Emily Kowalik ’18
The #MeToo and Time’s Up movements have spurred momentum in efforts to have industries disclose details about workforce diversity – data that shows the progress (or lack thereof) for women and minorities in the workplace.
Feminist author Gloria Feldt said in Time that many employers were being forced to make changes in response to #MeToo, like examining gender-based pay differences.
However, the current Trump administration is sabotaging our efforts towards workplace equality.
President Trump has engaged in a blitz attack on regulations, axing rules that were intended to ensure safe workplaces and fair pay; 67 deregulatory actions were made during fiscal year 2017, and a total of 1,579 regulations withdrawn or delayed.
Pay equity is one area where we are in danger of losing our momentum, and it’s time to resist.
Since the 1960s, American companies with more than 100 employees have had to complete an annual census, the EEO-1, a federal form that tallies employees by race and gender across all job categories.
Though not required to make company data public, many companies have released detailed summaries in response to shareholder activists, who have pushed for public disclosure of EEO-1 information.
For example, JPMorgan said women accounted for 24.7 percent of its top ranks in 2016, versus 25.8 percent in 2015. The information guides investors, who believe that a diverse workforce yields better business outcomes, evaluating companies on social criteria.
The Obama administration asked that salary data also be reported, via the EEO-1 pay data collection rule. This pay equity form was intended to identify pay disparities in America’s workplaces and thereby help remedy gender, racial and ethnic pay inequities.
Former EEOC Chair Jenny R. Yang said the collecting of this data “is a significant step forward in addressing discriminatory pay practices. This information will assist employers in evaluating their pay practices to prevent pay discrimination and strengthen enforcement of our federal anti-discrimination laws.”

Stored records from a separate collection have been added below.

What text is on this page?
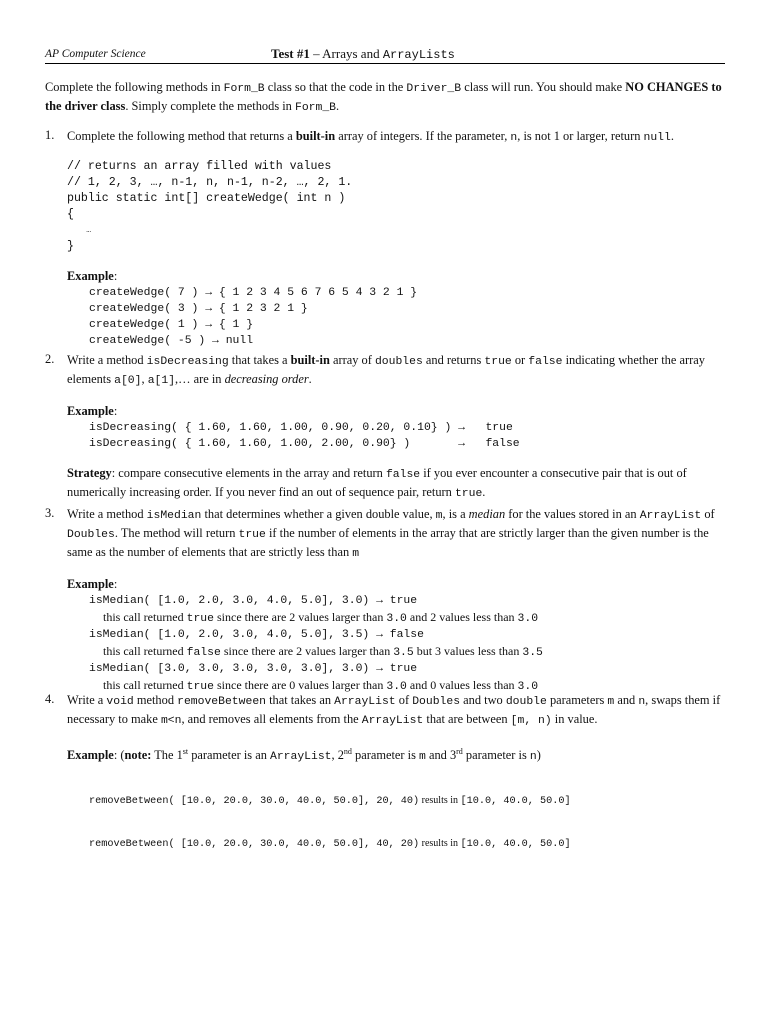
AP Computer Science	Test #1 – Arrays and ArrayLists
Complete the following methods in Form_B class so that the code in the Driver_B class will run. You should make NO CHANGES to the driver class. Simply complete the methods in Form_B.
1. Complete the following method that returns a built-in array of integers. If the parameter, n, is not 1 or larger, return null.
// returns an array filled with values
// 1, 2, 3, …, n-1, n, n-1, n-2, …, 2, 1.
public static int[] createWedge( int n )
{
…
}
Example:
createWedge( 7 ) → { 1 2 3 4 5 6 7 6 5 4 3 2 1 }
createWedge( 3 ) → { 1 2 3 2 1 }
createWedge( 1 ) → { 1 }
createWedge( -5 ) → null
2. Write a method isDecreasing that takes a built-in array of doubles and returns true or false indicating whether the array elements a[0], a[1],… are in decreasing order.
Example:
isDecreasing( { 1.60, 1.60, 1.00, 0.90, 0.20, 0.10} ) →   true
isDecreasing( { 1.60, 1.60, 1.00, 2.00, 0.90} )       →   false
Strategy: compare consecutive elements in the array and return false if you ever encounter a consecutive pair that is out of numerically increasing order. If you never find an out of sequence pair, return true.
3. Write a method isMedian that determines whether a given double value, m, is a median for the values stored in an ArrayList of Doubles. The method will return true if the number of elements in the array that are strictly larger than the given number is the same as the number of elements that are strictly less than m
Example:
isMedian( [1.0, 2.0, 3.0, 4.0, 5.0], 3.0) → true
this call returned true since there are 2 values larger than 3.0 and 2 values less than 3.0
isMedian( [1.0, 2.0, 3.0, 4.0, 5.0], 3.5) → false
this call returned false since there are 2 values larger than 3.5 but 3 values less than 3.5
isMedian( [3.0, 3.0, 3.0, 3.0, 3.0], 3.0) → true
this call returned true since there are 0 values larger than 3.0 and 0 values less than 3.0
4. Write a void method removeBetween that takes an ArrayList of Doubles and two double parameters m and n, swaps them if necessary to make m<n, and removes all elements from the ArrayList that are between [m, n) in value.
Example: (note: The 1st parameter is an ArrayList, 2nd parameter is m and 3rd parameter is n)

removeBetween( [10.0, 20.0, 30.0, 40.0, 50.0], 20, 40) results in [10.0, 40.0, 50.0]

removeBetween( [10.0, 20.0, 30.0, 40.0, 50.0], 40, 20) results in [10.0, 40.0, 50.0]
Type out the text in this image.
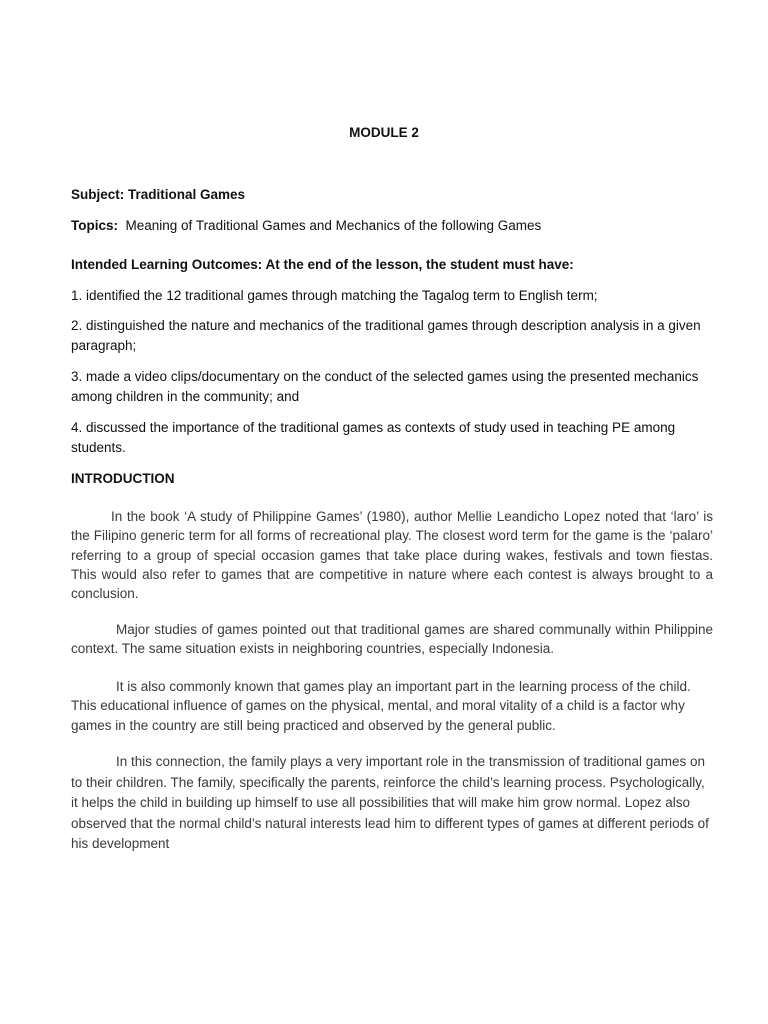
MODULE 2
Subject: Traditional Games
Topics: Meaning of Traditional Games and Mechanics of the following Games
Intended Learning Outcomes: At the end of the lesson, the student must have:
1. identified the 12 traditional games through matching the Tagalog term to English term;
2. distinguished the nature and mechanics of the traditional games through description analysis in a given paragraph;
3. made a video clips/documentary on the conduct of the selected games using the presented mechanics among children in the community; and
4. discussed the importance of the traditional games as contexts of study used in teaching PE among students.
INTRODUCTION
In the book ‘A study of Philippine Games’ (1980), author Mellie Leandicho Lopez noted that ‘laro’ is the Filipino generic term for all forms of recreational play. The closest word term for the game is the ‘palaro’ referring to a group of special occasion games that take place during wakes, festivals and town fiestas. This would also refer to games that are competitive in nature where each contest is always brought to a conclusion.
Major studies of games pointed out that traditional games are shared communally within Philippine context. The same situation exists in neighboring countries, especially Indonesia.
It is also commonly known that games play an important part in the learning process of the child. This educational influence of games on the physical, mental, and moral vitality of a child is a factor why games in the country are still being practiced and observed by the general public.
In this connection, the family plays a very important role in the transmission of traditional games on to their children. The family, specifically the parents, reinforce the child’s learning process. Psychologically, it helps the child in building up himself to use all possibilities that will make him grow normal. Lopez also observed that the normal child’s natural interests lead him to different types of games at different periods of his development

Many HR specialists had already changed their data collection practices in anticipation of this new rule.
But the Trump administration put the EEO-1 pay data collection rule on hold, making it harder to identify pay disparities and root out employment discrimination. Further, this decision (to save corporations “needless” paperwork, most of which were already done) ignores what the research shows – inequities have gotten worse, not better.
According to the Economic Policy Institute, among workers with the same level of education and work experience, black–white wage gaps are larger today than nearly 40 years ago, and gender pay disparities have remained essentially unchanged for at least 15 years.
In both cases, discrimination has been shown to be a major factor in the persistence of those gaps.
As the Economic Policy Institute notes, the Trump administration is making it harder for the public, employers and federal agencies to identify pay disparities and root out employment discrimination.
Halting the equal pay data rule will make it more difficult for working people to know when they are being discriminated against. The Trump administration and congressional Republicans have spent an enormous amount of time painting regulations as a “problem.”
It is time to end this deception and return to defending the rules that protect us and promote pay equity.